The protagonist uses his infinite time to save people from bird droppings and balls to the face, ending the day with a painful conversation about his future with his dad. He then meets Margaret – who he realises is also in this temporal anomaly – and together they decide to find all of the “tiny perfect things” that make up the day in the hope that this breaks the loop. Whilst Margaret is apprehensive about resolving the repetition of the same 24 hours, Mark begins to see that there is more to life than his own personal experience and that despite having endless time, he is missing out on so much.
This is a charming and uplifting film that surprisingly resonates with a Covid-riddled world despite the short story being written in 2016. The movie handles big issues such as existence, morality and livelihood; concepts that have come to the foreground of many people’s discussions this past year. The feature addresses the idea that life is not made up of grand gestures but small, minor events that remind one how sweet life can be.

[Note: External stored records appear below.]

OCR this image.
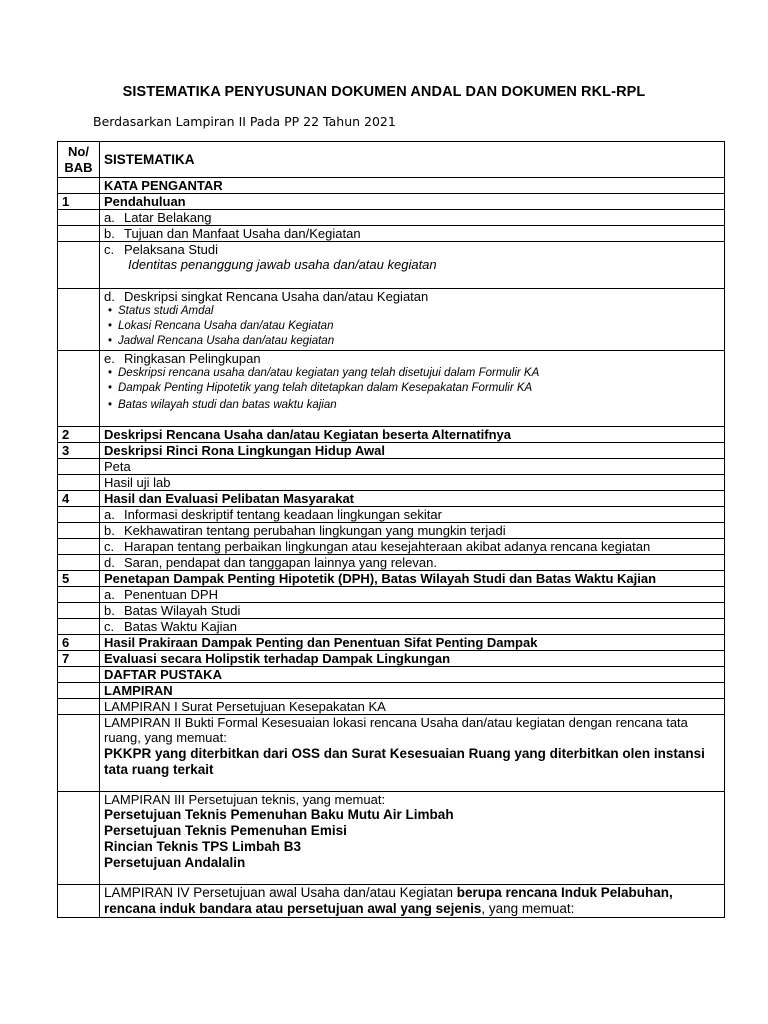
SISTEMATIKA PENYUSUNAN DOKUMEN ANDAL DAN DOKUMEN RKL-RPL
Berdasarkan Lampiran II Pada PP 22 Tahun 2021
No/
BAB	SISTEMATIKA
	KATA PENGANTAR
1	Pendahuluan
	a. Latar Belakang
	b. Tujuan dan Manfaat Usaha dan/Kegiatan

	c. Pelaksana Studi
Identitas penanggung jawab usaha dan/atau kegiatan

	d. Deskripsi singkat Rencana Usaha dan/atau Kegiatan
• Status studi Amdal
• Lokasi Rencana Usaha dan/atau Kegiatan
• Jadwal Rencana Usaha dan/atau kegiatan

	e. Ringkasan Pelingkupan
• Deskripsi rencana usaha dan/atau kegiatan yang telah disetujui dalam Formulir KA
• Dampak Penting Hipotetik yang telah ditetapkan dalam Kesepakatan Formulir KA
• Batas wilayah studi dan batas waktu kajian

2	Deskripsi Rencana Usaha dan/atau Kegiatan beserta Alternatifnya
3	Deskripsi Rinci Rona Lingkungan Hidup Awal
	Peta
	Hasil uji lab
4	Hasil dan Evaluasi Pelibatan Masyarakat
	a. Informasi deskriptif tentang keadaan lingkungan sekitar
	b. Kekhawatiran tentang perubahan lingkungan yang mungkin terjadi
	c. Harapan tentang perbaikan lingkungan atau kesejahteraan akibat adanya rencana kegiatan
	d. Saran, pendapat dan tanggapan lainnya yang relevan.
5	Penetapan Dampak Penting Hipotetik (DPH), Batas Wilayah Studi dan Batas Waktu Kajian
	a. Penentuan DPH
	b. Batas Wilayah Studi
	c. Batas Waktu Kajian
6	Hasil Prakiraan Dampak Penting dan Penentuan Sifat Penting Dampak
7	Evaluasi secara Holipstik terhadap Dampak Lingkungan
	DAFTAR PUSTAKA
	LAMPIRAN
	LAMPIRAN I Surat Persetujuan Kesepakatan KA

	LAMPIRAN II Bukti Formal Kesesuaian lokasi rencana Usaha dan/atau kegiatan dengan rencana tata ruang, yang memuat:
PKKPR yang diterbitkan dari OSS dan Surat Kesesuaian Ruang yang diterbitkan olen instansi tata ruang terkait

	LAMPIRAN III Persetujuan teknis, yang memuat:
Persetujuan Teknis Pemenuhan Baku Mutu Air Limbah
Persetujuan Teknis Pemenuhan Emisi
Rincian Teknis TPS Limbah B3
Persetujuan Andalalin

	LAMPIRAN IV Persetujuan awal Usaha dan/atau Kegiatan berupa rencana Induk Pelabuhan, rencana induk bandara atau persetujuan awal yang sejenis, yang memuat:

However, this work really could have been half an hour shorter or even made as an action-packed short. The movie drags at times and sometimes the narrative loses its way and gets up in scientific explanations which in turn prevents the plot from seamlessly unfolding (no one really cares about the “how?” in these kinds of films). Kathryn Newton, who has an impressive collection of projects under her belt such as Big Little Lies and the BBC version of Little Women, proves her abilities again as she gives a balanced and devoted performance. This is much needed against lead Kyle Allen’s chaotic and shaky acting which sometimes fails to carry the picture through.
Overall, The Map of Tiny Perfect Things is a heart-warming story of time and love that very much recognises how the world is feeling at the moment.
The Map of Tiny Perfect Things is released on Prime Video on 12th February 2021.